Afflicted dogs will begin to shake constantly. When the dog is excited or stressed the shaking often becomes more pronounced. Many dogs continue to shake even while sleeping. Besides the outward shaking the dog appears to suffer from no other apparent symptoms and remains alert.
Theories vary on the cause of white shaker syndrome. Many believe that the shaking occurs from a generalized inflammation within the brain but despite this theory no definitive area of the brain has been observed to be inflamed on scans. Other theories hold that the disease may occur as a result of an immune response that the dog’s body launches.

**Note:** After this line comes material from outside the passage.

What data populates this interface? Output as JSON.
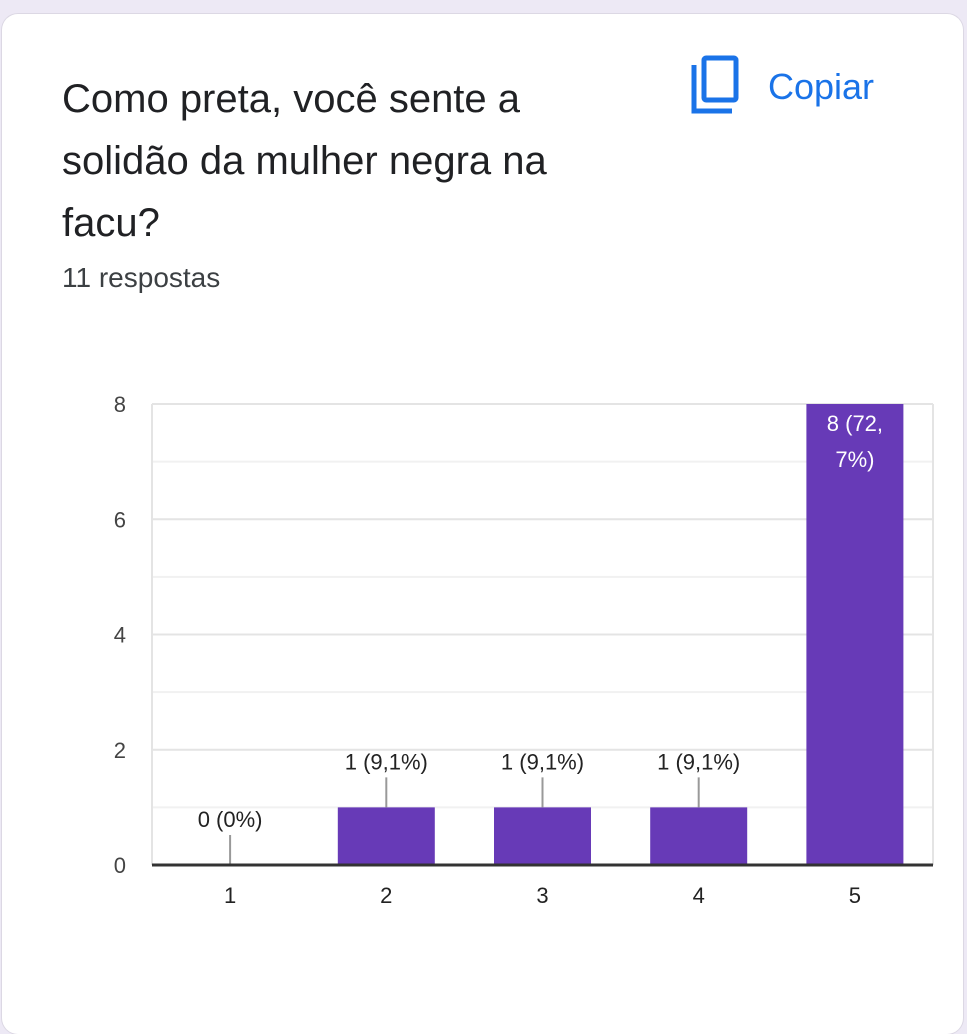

The veterinarian will need to run a full panel of tests to successfully diagnose white shaker syndrome because many other disorders can cause similar symptoms. Many dogs will shake that suffer form lead poisoning or who have been exposed to certain toxic molds. A dog suffering from epilepsy will often have tremors instead of a full blown seizure.
A complete blood count will help in diagnosis. The veterinarian may also elect to perform a CT scan to look for areas of concern in the dog’s brain. A spinal tap to retrieve spinal fluid may also be performed.
Once a diagnosis of white shaker syndrome is made the veterinarian will usually place the dog on a steroid, such as prednisone. Diazepam may also be prescribed.
Over the course of several weeks most dogs will recover fully. A few may suffer a relapse at a later date, however.
Avoid placing stress on a dog suffering from white shaker syndrome since stress makes the disorder worse and more pronounced. Carry the dog up stairs, lift the dog on furniture and do not expect the dog to go for a long walk because the excessive tremors makes it more prone to serious injury if it should fall.